‘Unacceptable’ Bank IT Failures Leave Consumers ‘Cashless and Cut Off’
Last year, TSB suffered a significant IT failure which saw nearly two million customers locked out of their accounts.
Stricter regulation and fines may be required to protect consumers from devastating bank IT failures, according to MPs.
A report from the Treasury Committee said that high-profile bank IT failures were “unacceptable” and have impacted customers across the country.
Many consumers are left “cashless and cut off” due to bank IT failures, the report highlighted – an issue which organisations must address to prevent future disruption. The report said that banks are obligated to do more to improve IT resilience, as well as improving their reaction time in regards to compensation for customers.
Last year, TSB suffered a significant IT failure which saw customers across the country locked out of their accounts. The meltdown was caused by the bank’s migration to a new IT system.
Commenting on the report, Steve Baker, lead member of the Treasury Committee Inquiry said: “The number of IT failures that have occurred in the financial services sector, including TSB, Visa and Barclays, and the harm caused to customers is unacceptable.
“The committee, therefore, launched this enquiry to look ‘under the bonnet’ at what’s causing the proliferation of such incidents, and what the regulators can do to prevent and mitigate their impacts.”
Baker suggested that financial institutions have failed their customers repeatedly with ‘hollow words’ and apologies in the wake of disruptive incidents.
Three of the UK’s largest regulators – the Financial Conduct Authority (FCA), Prudential Regulation Authority and the Bank of England – simply do not have the staff bandwidth to handle the increasing number of IT failures experienced by consumers, the report warned.
To combat repeated failures, MPs suggested that greater financial levies on banks could be required to provide funding boosts to regulators.

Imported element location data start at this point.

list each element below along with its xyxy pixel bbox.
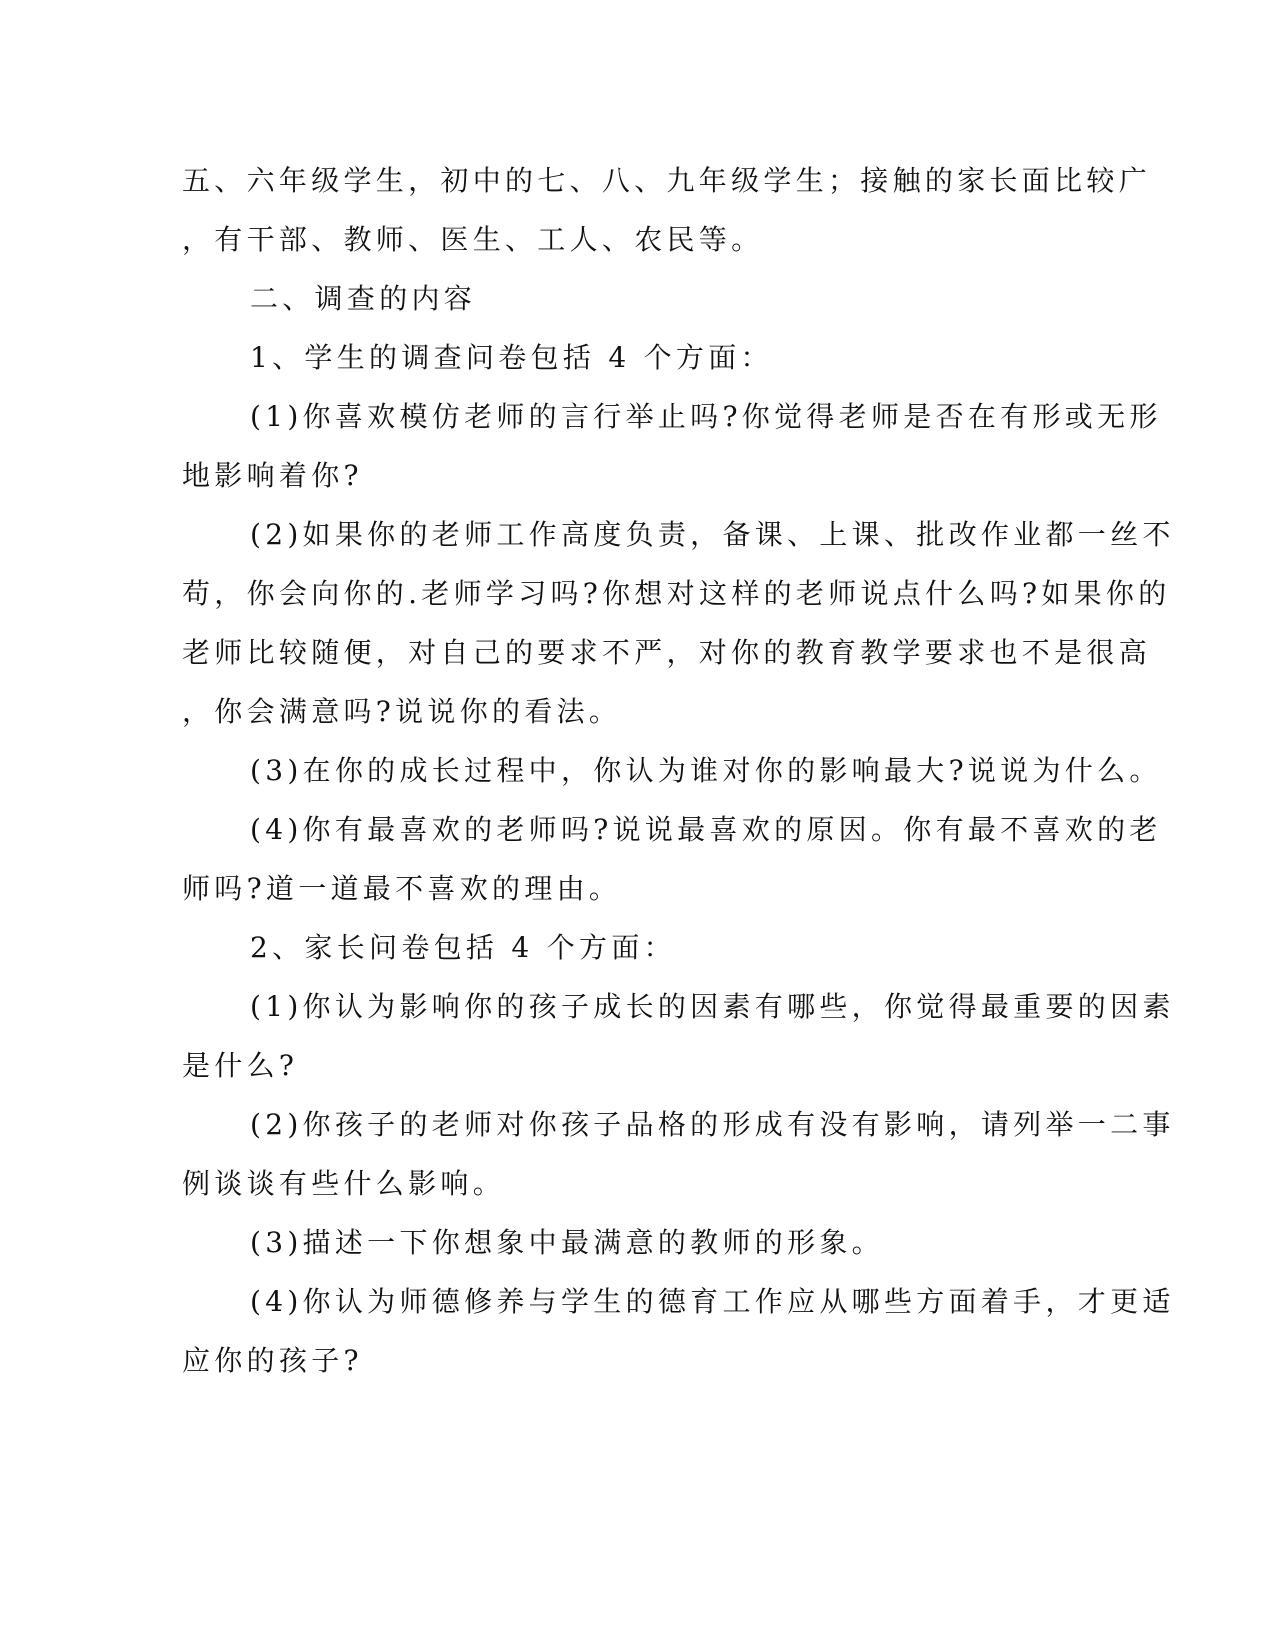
- question-line: (4)你有最喜欢的老师吗?说说最喜欢的原因。你有最不喜欢的老: [250, 813, 1162, 846]
- question-line: 应你的孩子?: [182, 1344, 363, 1377]
- question-line: 师吗?道一道最不喜欢的理由。: [182, 872, 622, 905]
- question-line: ，你会满意吗?说说你的看法。: [182, 695, 622, 728]
- question-line: (2)如果你的老师工作高度负责，备课、上课、批改作业都一丝不: [250, 518, 1175, 551]
- question-line: (1)你喜欢模仿老师的言行举止吗?你觉得老师是否在有形或无形: [250, 400, 1162, 433]
- question-line: (4)你认为师德修养与学生的德育工作应从哪些方面着手，才更适: [250, 1285, 1175, 1318]
- question-line: (3)在你的成长过程中，你认为谁对你的影响最大?说说为什么。: [250, 754, 1162, 787]
- question-line: (1)你认为影响你的孩子成长的因素有哪些，你觉得最重要的因素: [250, 990, 1175, 1023]
- subsection-heading: 2、家长问卷包括 4 个方面：: [250, 931, 676, 964]
- subsection-heading: 1、学生的调查问卷包括 4 个方面：: [250, 341, 773, 374]
- question-line: 苟，你会向你的.老师学习吗?你想对这样的老师说点什么吗?如果你的: [182, 577, 1171, 610]
- question-line: (3)描述一下你想象中最满意的教师的形象。: [250, 1226, 884, 1259]
- question-line: 地影响着你?: [182, 459, 363, 492]
- paragraph-line: 五、六年级学生，初中的七、八、九年级学生；接触的家长面比较广: [182, 164, 1152, 197]
- question-line: 例谈谈有些什么影响。: [182, 1167, 506, 1200]
- question-line: (2)你孩子的老师对你孩子品格的形成有没有影响，请列举一二事: [250, 1108, 1175, 1141]
- section-heading: 二、调查的内容: [250, 282, 477, 315]
- question-line: 老师比较随便，对自己的要求不严，对你的教育教学要求也不是很高: [182, 636, 1152, 669]
- question-line: 是什么?: [182, 1049, 299, 1082]
- paragraph-line: ，有干部、教师、医生、工人、农民等。: [182, 223, 764, 256]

Responding to the Treasury Committee’s report into IT failures, UK Finance chief executive Stephen Jones said: “Operational resilience is crucial in a modern financial system and the industry continues to invest billions to ensure systems, human and digital, are robust and secure.
“When incidents do occur, firms work around the clock to minimise disruption and get services back up and running as quickly as possible.”
In addition to the impact of banking failures, MPs voiced concerns over the growing involvement of third-party providers for data storage services and recommended stricter regulation.
Cloud services provided by major technology firms such as Amazon, MPs warned, stand out as a source of “systematic risk” for the financial services sector and consumers.
The report noted: “The consequences of a major operational incident as a large cloud service provider, such as Microsoft, Google or Amazon, could be significant. There is, therefore, a considerable case for the regulation of these cloud service providers to ensure high standards of operational resilience.”